French-language news organization La Presse is cutting 37 jobs as it prepares to ask both large donors and individual readers to support its digital journalism.
The cuts follow a transition in ownership last summer at the 130-year-old La Presse. Power Corp. of Canada stepped away from the business, contributing $50-million to transform it into an independent non-profit.
The move ended La Presse’s 50-year relationship with the billionaire Desmarais family and staked the future of the news outlet on finding sufficient financial support through a combination of digital advertising revenue and donations. It is now owned by a trust, La Fiducie de soutien à La Presse.
Since the ownership change, La Presse has been reviewing its operations. That led to the staff cuts, which were announced at an annual all-staff meeting on Thursday in Montreal. The reductions will be made through a voluntary severance program over the next two weeks.
The organization estimates roughly 19 staff in the newsroom will apply, 14 in sales and a few others from various parts of the organization for a total of 37. La Presse employs about 550 people in total, about 235 of them in editorial.
La Presse has also been evaluating how to attract donations. While it is a not-for-profit, it does not yet have charitable status that would allow it to issue tax receipts. As with some other Canadian media outlets, it has asked the federal government to open up that charitable status to news organizations seeking support for their journalism.
In the last federal budget, the government announced it was open to considering this idea. (The Globe and Mail has an application before the federal government to set up a charitable foundation that could receive such philanthropic support, although that foundation would sit alongside The Globe’s main, for-profit business.) La Presse has also lobbied for a tax credit to cover 35 per cent of newsroom operational expenses across the industry.

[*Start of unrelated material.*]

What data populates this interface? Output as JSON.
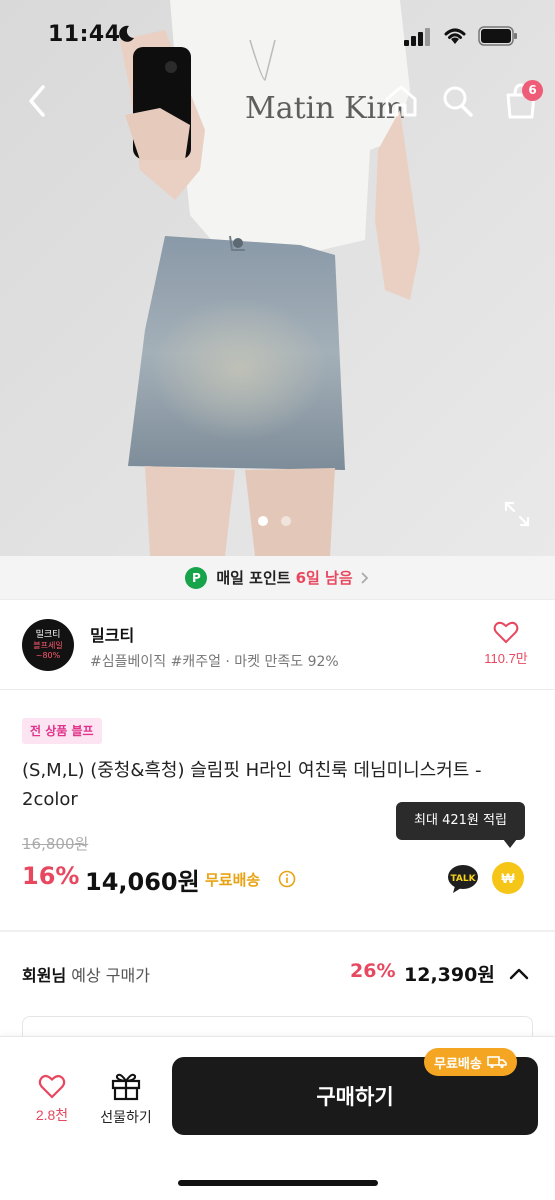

“They’re more receptive than they’ve ever been to the dangers of fake news, the polarization of interest in only speaking to your own kind on social media," La Presse president Pierre-Elliott Levasseur said of recent discussions with government officials. “They’re more concerned with the importance of quality journalism than they’ve ever been.”
Over the next month, La Presse will hold a roadshow for potential large donors, Mr. Levasseur said in an interview on Thursday. He expects the outlet will begin asking readers for smaller donations sometime in the first half of next year.
La Presse stopped printing a weekday newspaper in 2016 and went all-digital last year when it also halted its Saturday print edition. It invested heavily in its digital app LaPresse+, which launched in 2013.
It draws all of its revenue from digital advertising and does not intend to put up a paywall to restrict articles to paying readers, Mr. Levasseur said. Its biggest competitors, Le Journal de Montréal and Le Devoir – which is also controlled by a non-profit trust – both have digital subscription offers.
“We’ve tested it and tested it, repeatedly. It’s not an economically viable model for us,” Mr. Levasseur said. “We provide a unique perspective, we’re a major player in this market and this province, but the reality is … we won’t find enough [subscribers] to pay for La Presse and fulfill our mission properly.”
Finding sufficient financial support for news has become much more difficult as digital advertising sales are overwhelmingly dominated by the likes of Google, Facebook and Amazon – tech giants that have aggressively courted advertisers with troves of data on users' behaviour and interests. As they realize digital advertising is not sufficient to support operations, news outlets – including, in Canada, The Globe and more recently Torstar Corp. – have launched digital subscriptions.
La Presse is now working on how it will ask readers for support, but in the form of voluntary contributions. In surveys and focus groups in recent months, La Presse found a large percentage of people did not realize it transitioned to a non-profit structure.
“When those people hear that we’re asking for contributions, their reaction is quite negative. ‘Why would we give money to the Desmarais family?’ is essentially a lot of what we get,” Mr. Levasseur said.
“We’re concerned in the next couple of months around creating that awareness, especially among our readers, around the new structure. Once we’ve done that we’re going to be in a very good position to go get contributions.”